Ed et son fils Ka-Le-Be à Halloween

Au New Jersey, mon ami Ed (aujourd’hui décédé) m’a laissé sentir le medecine bag de son grand-père. Personne ne peut le toucher sauf les mâles de la famille, et personne ne sait ce qu’il contient. Mais Dieu que ça sent bon! Une odeur acide et tenace, organique, et si pleine de force après toutes ces années. Au mur, une photo qui fend le coeur. Un groupe d’Indiens, assis. Les yeux morts, la tristesse dans les épaules. Un petit groupe de Poncas qui vient de « se rendre ». A droite, une femme a un bébé sur les genoux. Le bébé est la grand-mère d’Ed.
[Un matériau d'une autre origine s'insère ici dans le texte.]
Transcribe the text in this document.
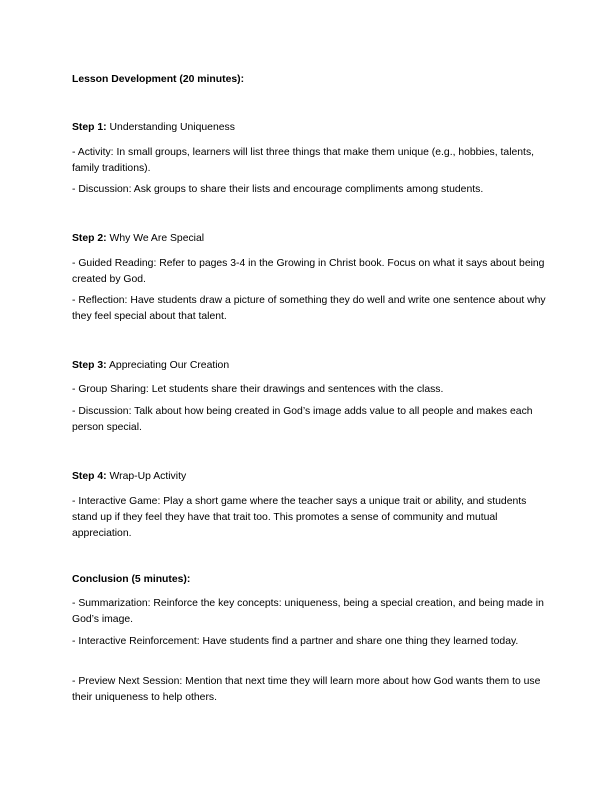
Lesson Development (20 minutes):
Step 1: Understanding Uniqueness
- Activity: In small groups, learners will list three things that make them unique (e.g., hobbies, talents, family traditions).
- Discussion: Ask groups to share their lists and encourage compliments among students.
Step 2: Why We Are Special
- Guided Reading: Refer to pages 3-4 in the Growing in Christ book. Focus on what it says about being created by God.
- Reflection: Have students draw a picture of something they do well and write one sentence about why they feel special about that talent.
Step 3: Appreciating Our Creation
- Group Sharing: Let students share their drawings and sentences with the class.
- Discussion: Talk about how being created in God’s image adds value to all people and makes each person special.
Step 4: Wrap-Up Activity
- Interactive Game: Play a short game where the teacher says a unique trait or ability, and students stand up if they feel they have that trait too. This promotes a sense of community and mutual appreciation.
Conclusion (5 minutes):
- Summarization: Reinforce the key concepts: uniqueness, being a special creation, and being made in God’s image.
- Interactive Reinforcement: Have students find a partner and share one thing they learned today.
- Preview Next Session: Mention that next time they will learn more about how God wants them to use their uniqueness to help others.
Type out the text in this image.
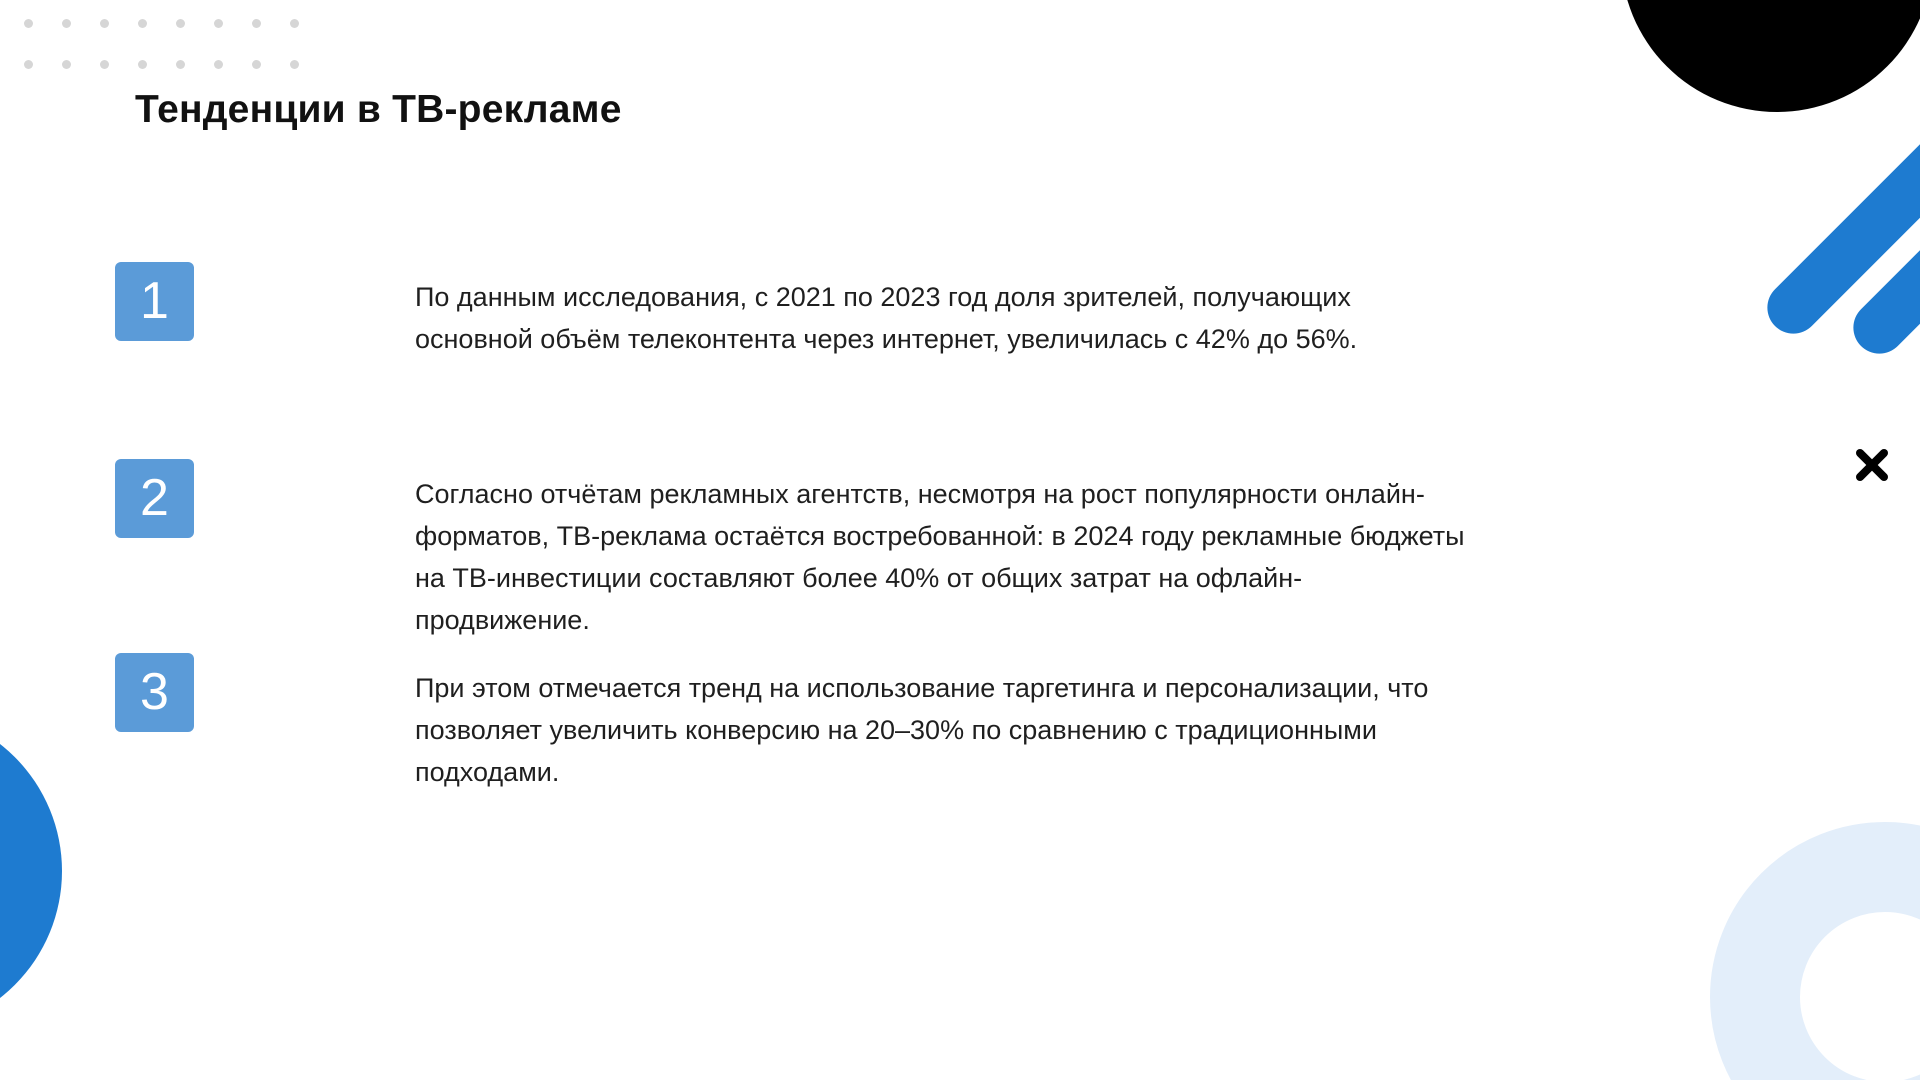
Тенденции в ТВ-рекламе
1	По данным исследования, с 2021 по 2023 год доля зрителей, получающих основной объём телеконтента через интернет, увеличилась с 42% до 56%.
2	Согласно отчётам рекламных агентств, несмотря на рост популярности онлайн-форматов, ТВ-реклама остаётся востребованной: в 2024 году рекламные бюджеты на ТВ-инвестиции составляют более 40% от общих затрат на офлайн-продвижение.
3	При этом отмечается тренд на использование таргетинга и персонализации, что позволяет увеличить конверсию на 20–30% по сравнению с традиционными подходами.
Mais attention aux wannabes! Ils sont là, sous plusieurs aspects. Ca peut juste être des blancs rêvant de ne pas l’être et qui, de cérémonies d’inipi à fumettes de peyotl, s’imaginent récupérer un peu de la pureté que leur sang maudit leur a enlevée. Ils finissent par se prendre pour des Indiens, achètent des noms indiens (avec certificat!), se font passer pour des Indiens, et sont souvent aussi la proie crédule d’un autre genre de wannabes: faux shamans, faux chefs, qui les droguent, les volent, les ridiculisent et en rient. Ces faux Indiens sont vus avec colère par les vrais, et dénoncés. On leur a volé leur terre, on ne peut pas, en plus, leur voler leur identité et leur passé…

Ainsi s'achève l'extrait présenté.